[04/11/2019] How to ask a programming question

This blog post is dedicated to purely asking the question of "How do I ask a good programming question?". This will allow me to link it whenever I see a bad programming question asked for my own convenience. Lets carry on shall we? Firstly, I will list how to ask a question in order.

Checking Documentation

Most programming languages will have documentation for all functions included in them or their standard libraries. Most libraries also include documentation. Good documentation will include a list of parameters available for the function, code examples or alternate/related functions. Check through this first to see if your problem is just one of misunderstanding a function.

Googling answers in StackOverflow

If a programming language or library has been used, and you have a question, the likelihood is someone has asked that question, or a similar question beforehand. My standard search on Google will typically be as follows: NAMEOFLANGUAGE NAMEOFFUNCTION NAMEOFPROBLEM. Such an example includes, "C strtok example" or "C segmentation fault causes" or "GML blendmodes explained". Doing this makes your searches easily understood and will tend to give you Forum, Stack Overflow or Blog answers to your problem. From these, it's simply a case of understanding the answers and interpretting its relevance to your question or code. If it's relevant, you can "copy and paste" or rather more accurately, modify to your style and purposes in Code. If it's not relevant, you might have gotten a better understanding of your question, and its requirements.

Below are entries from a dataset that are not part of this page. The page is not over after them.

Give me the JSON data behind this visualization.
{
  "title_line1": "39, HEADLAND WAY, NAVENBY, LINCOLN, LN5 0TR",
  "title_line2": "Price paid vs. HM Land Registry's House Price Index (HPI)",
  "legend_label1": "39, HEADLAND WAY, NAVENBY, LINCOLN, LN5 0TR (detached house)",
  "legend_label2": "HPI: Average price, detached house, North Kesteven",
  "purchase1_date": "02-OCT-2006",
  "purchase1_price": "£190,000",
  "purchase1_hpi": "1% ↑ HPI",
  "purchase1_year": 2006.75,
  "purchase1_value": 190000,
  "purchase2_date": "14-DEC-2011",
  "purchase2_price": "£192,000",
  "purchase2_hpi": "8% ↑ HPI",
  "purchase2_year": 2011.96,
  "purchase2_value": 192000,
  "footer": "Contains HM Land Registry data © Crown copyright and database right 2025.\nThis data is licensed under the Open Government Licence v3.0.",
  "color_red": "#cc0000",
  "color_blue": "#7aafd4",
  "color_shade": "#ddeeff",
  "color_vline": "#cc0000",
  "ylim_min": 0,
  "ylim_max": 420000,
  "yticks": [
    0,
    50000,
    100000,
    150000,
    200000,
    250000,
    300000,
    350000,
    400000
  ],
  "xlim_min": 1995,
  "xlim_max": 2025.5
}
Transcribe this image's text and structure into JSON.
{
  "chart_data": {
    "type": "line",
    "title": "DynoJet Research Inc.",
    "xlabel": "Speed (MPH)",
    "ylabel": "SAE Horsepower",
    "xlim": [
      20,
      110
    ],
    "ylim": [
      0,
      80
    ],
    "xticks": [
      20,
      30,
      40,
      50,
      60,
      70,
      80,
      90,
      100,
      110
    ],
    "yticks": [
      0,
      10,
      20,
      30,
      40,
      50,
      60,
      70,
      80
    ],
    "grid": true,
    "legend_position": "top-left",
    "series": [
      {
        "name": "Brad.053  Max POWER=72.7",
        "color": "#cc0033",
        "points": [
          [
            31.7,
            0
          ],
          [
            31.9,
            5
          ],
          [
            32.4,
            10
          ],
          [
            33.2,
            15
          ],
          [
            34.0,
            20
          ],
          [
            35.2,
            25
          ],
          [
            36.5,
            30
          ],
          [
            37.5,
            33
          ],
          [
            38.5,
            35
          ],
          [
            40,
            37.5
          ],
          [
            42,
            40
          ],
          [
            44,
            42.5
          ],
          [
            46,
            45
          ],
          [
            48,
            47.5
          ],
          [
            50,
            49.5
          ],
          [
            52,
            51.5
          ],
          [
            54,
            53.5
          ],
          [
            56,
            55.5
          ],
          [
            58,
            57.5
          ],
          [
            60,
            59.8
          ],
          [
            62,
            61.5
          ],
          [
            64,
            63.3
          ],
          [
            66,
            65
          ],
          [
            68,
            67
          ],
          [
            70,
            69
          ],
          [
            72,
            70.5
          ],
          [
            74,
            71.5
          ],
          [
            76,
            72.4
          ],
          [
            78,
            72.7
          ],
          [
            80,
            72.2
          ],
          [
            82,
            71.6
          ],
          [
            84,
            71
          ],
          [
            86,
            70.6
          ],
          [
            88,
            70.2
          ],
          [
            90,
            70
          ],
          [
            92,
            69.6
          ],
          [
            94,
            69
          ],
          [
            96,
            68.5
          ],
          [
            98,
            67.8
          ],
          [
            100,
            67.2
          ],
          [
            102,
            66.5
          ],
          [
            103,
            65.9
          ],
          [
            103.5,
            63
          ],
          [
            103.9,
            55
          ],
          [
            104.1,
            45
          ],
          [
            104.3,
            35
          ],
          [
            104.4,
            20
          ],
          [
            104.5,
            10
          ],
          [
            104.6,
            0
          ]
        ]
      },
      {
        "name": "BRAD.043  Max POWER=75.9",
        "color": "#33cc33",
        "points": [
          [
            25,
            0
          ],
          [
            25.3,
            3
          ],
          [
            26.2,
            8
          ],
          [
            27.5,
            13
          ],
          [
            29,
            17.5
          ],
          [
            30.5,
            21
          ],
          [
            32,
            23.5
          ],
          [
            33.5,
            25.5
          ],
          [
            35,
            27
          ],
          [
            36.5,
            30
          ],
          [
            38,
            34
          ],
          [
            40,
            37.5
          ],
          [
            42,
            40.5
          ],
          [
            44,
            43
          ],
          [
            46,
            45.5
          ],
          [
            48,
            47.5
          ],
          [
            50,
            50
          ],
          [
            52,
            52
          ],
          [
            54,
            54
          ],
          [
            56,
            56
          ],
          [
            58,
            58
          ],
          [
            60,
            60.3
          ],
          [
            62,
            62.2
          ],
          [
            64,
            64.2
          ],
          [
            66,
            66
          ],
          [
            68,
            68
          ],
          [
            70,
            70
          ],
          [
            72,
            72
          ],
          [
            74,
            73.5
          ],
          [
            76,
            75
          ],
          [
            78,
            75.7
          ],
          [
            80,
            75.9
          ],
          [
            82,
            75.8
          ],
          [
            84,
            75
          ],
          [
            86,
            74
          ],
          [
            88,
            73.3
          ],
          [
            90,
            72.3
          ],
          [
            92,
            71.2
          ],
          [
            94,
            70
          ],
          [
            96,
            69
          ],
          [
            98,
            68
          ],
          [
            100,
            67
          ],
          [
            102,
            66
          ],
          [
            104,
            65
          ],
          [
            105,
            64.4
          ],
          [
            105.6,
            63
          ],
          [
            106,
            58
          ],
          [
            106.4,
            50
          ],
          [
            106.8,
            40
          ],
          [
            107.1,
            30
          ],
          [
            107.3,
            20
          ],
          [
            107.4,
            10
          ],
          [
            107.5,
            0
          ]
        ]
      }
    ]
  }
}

Formulating a good question

To Formulate a good question, it requires multiple parts. What is the intention behind your question? What is the strict requirements behind your question? What have you done so far to try and answer it? What is the expected output(if relevant)? You should also provide source code and NOT SCREENSHOTS or GIFS of your code. Screenshots and Gifs make it harder for other programmers trying to help, actually help you. Badly asked questions make it harder for other programmers trying to help, actually answer the actual question.

Understanding the answers to your question

Most answers from programmers will vary. Some will be unhelpful providing poorly explained answers that are purposely cryptic or obtuse. These programmers are trying to help badly and showoff at the same time. Their answers will tend to have some underlying truths, but they will go on about bad practice or bad standards. Their concerns are true, but often times they undermine the actual question being asked. Some will provide example code, or fixed code without explaining. It's up to you understand it, I recommend going back to step 1 or step 2 and checking how this compares with documentation or stack overflow. Some programmers are born teachers and will provide links to the documentation and their own layman-terms to explain the documentation. They might also refer to the problems with it in limited depth but won't go on forever about it. Other programmers will often correct them as they leave out unimportant details for the sake of brevity and understanding. Sometimes these details are actually important though, so should be considered on their own merits. It's a shame that programmers are like this, and I myself am occasionally guilty of being useless at answering questions, but if you take time to ask a good or at least a well written/structured question, we will tend to help you better.